I mean sure, I'd rather be working in Kotlin, but Java is at least acceptable now.

1 comments

Yeah I am speaking as a person who was a professional Java developer for years, but the last time I worked in it was 8 years ago, and it was painful given I had experienced working with Ocaml, Erlang, and Scala. Kotlin wasn't a thing yet.

I've been working almost exclusively in C++ @ Google since then.

Java looks much improved now. But I still feel like there's a culture of complexity and bloat in Java code ... But I work in the Chromium code base and it has the same problem :-)
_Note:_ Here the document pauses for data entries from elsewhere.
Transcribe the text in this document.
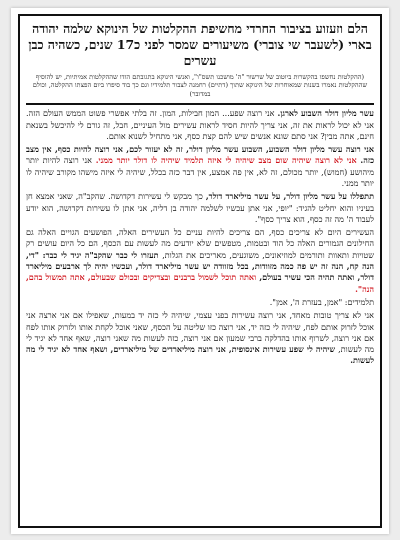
הלם וזעזוע בציבור החרדי מחשיפת ההקלטות של הינוקא שלמה יהודה בארי (לשעבר שי צוברי) משיעורים שמסר לפני כ17 שנים, כשהיה כבן עשרים
(ההקלטות נחשפו בהקשרות ביוטוב של שרשור "ה' מושכנו תשס"ו", ואנשי הינוקא בתגובתם הודו שההקלטות אמיתיות, יש להוסיף שההקלטות נאמרו בשנות שמאוחרות של הינוקא שתוך (דתיים) רחמנה לצבור תלמידיו וגם כך בוד סיפרו ביום הפצתו ההקלטה, וכולם במדובר)

עשר מליון דולר השבוע לארגן. אני רוצה שפע... המון חבילות, המון. זה בלתי אפשרי פשוט הממש העולם הזה. אני לא יכול לראות את זה, אני צריך להיות חסיד לראות עשירים מול העיניים, חבל, זה גורם לי להיכשל בשנאת חינם, אתה מבין? אני סתם שונא אנשים שיש להם קצת כסף, אני מתחיל לשנוא אותם.

אני רוצה עשר מליון דולר השבוע, השבוע עשר מליון דולר, זה לא יעזור לכם, אני רוצה להיות כסף, אין מצב כזה. אני לא רוצה שיהיה שום מצב שיהיה לי איזה תלמיד שיהיה לו דולר יותר ממני. אני רוצה להיות יותר מיהושע (חמוש), יותר מכולם, זה לא, אין פה אמצע, אין דבר כזה בכלל, שיהיה לי איזה מישהו מקורב שיהיה לו יותר ממני.

תתפללו על עשר מליון דולר, על עשר מיליארד דולר, כך מבקש לי עשירות דקדושה. שהקב"ה, שאני אמצא חן בעיניו והוא יחליט להגיד: "יופי, אני אתן עכשיו לשלמה יהודה בן דליה, אני אתן לו עשירות דקדושה, הוא יודע לעבוד ה' מה זה כסף, הוא צריך כסף".

העשירים היום לא צריכים כסף, הם צריכים להיות עניים כל העשירים האלה, הפושעים הגויים האלה גם החילונים הגמורים האלה כל הוד ובטמות, מטפשים שלא יודעים מה לעשות עם הכסף, הם כל היום עושים רק שטויות ותאוות ותורמים למוזיאונים, משוגעים, מאריכים את הגלות, תעזרו לי כבר שהקב"ה יגיד לי כבר: "די, הנה קח, הנה זה יש פה כמה מזוודות, בכל מזוודה יש עשר מיליארד דולר, ועכשיו יהיה לך ארבעים מיליארד דולר, ואתה תהיה הכי עשיר בעולם, ואתה תוכל לשמול ברבנים ובצדיקים ובכולם שבעולם, אתה תמשול בהם, הנה".

תלמידים: "אמן, בעזרת ה', אמן".

אני לא צריך טובות מאחד, אני רוצה עשירות בפני עצמי, שיהיה לי כזה יד במעות, שאפילו אם אני ארצה אני אוכל לזרוק אותם לפח, שיהיה לי כזה יד, אני רוצה כזו שליטה על הכסף, שאני אוכל לקחת אותו ולזרוק אותו לפח אם אני רוצה, לשרוף אותו בהדלקה ברבי שמעון אם אני רוצה, כזה לעשות מה שאני רוצה, שאף אחד לא יגיד לי מה לעשות, שיהיה לי שפע עשירות אינסופית, אני רוצה מיליארדים של מיליארדים, ושאף אחד לא יגיד לי מה לעשות.
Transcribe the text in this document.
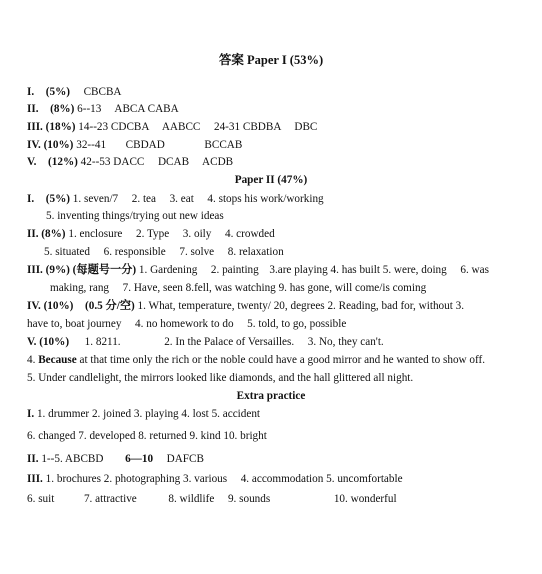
答案 Paper I (53%)
I. (5%) CBCBA
II. (8%) 6--13 ABCA CABA
III. (18%) 14--23 CDCBA AABCC 24-31 CBDBA DBC
IV. (10%) 32--41 CBDAD	BCCAB
V. (12%) 42--53 DACC DCAB ACDB
Paper II (47%)
I. (5%) 1. seven/7 2. tea 3. eat 4. stops his work/working
5. inventing things/trying out new ideas
II. (8%) 1. enclosure 2. Type 3. oily 4. crowded
5. situated 6. responsible 7. solve 8. relaxation
III. (9%) (每题号一分) 1. Gardening 2. painting 3.are playing 4. has built 5. were, doing 6. was
making, rang 7. Have, seen 8.fell, was watching 9. has gone, will come/is coming
IV. (10%) (0.5 分/空) 1. What, temperature, twenty/ 20, degrees 2. Reading, bad for, without 3.
have to, boat journey 4. no homework to do 5. told, to go, possible
V. (10%) 1. 8211.	2. In the Palace of Versailles. 3. No, they can't.
4. Because at that time only the rich or the noble could have a good mirror and he wanted to show off.
5. Under candlelight, the mirrors looked like diamonds, and the hall glittered all night.
Extra practice
I. 1. drummer 2. joined 3. playing 4. lost 5. accident
6. changed 7. developed 8. returned 9. kind 10. bright
II. 1--5. ABCBD 6—10 DAFCB
III. 1. brochures 2. photographing 3. various 4. accommodation 5. uncomfortable
6. suit	7. attractive	8. wildlife 9. sounds	10. wonderful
Old code and programmers with old ideas hold back "real life" Java projects quite a bit from what they technically could be in a more modern form.

Complexity and bloat definitely come with that, I think some folk get used to building EnterpriseTurboWidgetFactoryImpl type horrors and never consider the language doesn't need to do that kind of thing any more... Java being so backward compatible I think also means it doesn't do enough to discourage that either though, which is also a reason why Kotlin is so nice -- the lowest effort solution is miles more understandable.

> I think some folk get used to building EnterpriseTurboWidgetFactoryImpl type horrors and never consider the language doesn't need to do that kind of thing any more.

Did it ever though? I feel this junk comes from the Spring side more than pure Java. I'd love to know a good way to get rid of it as Spring is everywhere.

Ho man, I remember when Spring came on the scene and it was a breath of fresh air compared to the 10,000lb J2EE gorilla that was common then.

No, Java has always had ExcessivePatternFactoryImpl-itis.

And what's worse is that the language never had good supports for the patterns that the community seemed to prescribe. So you had an insistence on value and transfer objects and JavaBeans with pointless getters and setters leaking out their eyeballs, but no language support for properties or automatically managing these data objects. Or a desire to push the visitor pattern etc. but no pattern matching constructs. Apart from generics, which ended up being excessively complex and practically turing complete, the language was horribly anemic and repeatitive.

Ho man, I remember when J2EE came on the scene and it was a breath of fresh air compared to the 10,000lb CORBA and DCOM gorilla that was common then.

People like to bash Java without understanding how things turned out as they did.

Ho man, actually I understood both CORBA and DCOM well it was a lot simpler than today's nightmare mish mash of everything.
I've seen a lot of that kind of thing in non-Spring code (I can think of at least one codebase where they rejected using Spring as terrible, but their hand-rolled alternative eventually grew to something much worse), and honestly good Spring Boot code looks surprisingly nice and free of that kind of thing.

Maybe it was old school Spring that started it (it seems to have seen a big uptick in enterprise grossness in the 2000s so its an interesting hypothesis), but even Spring has moved on from it.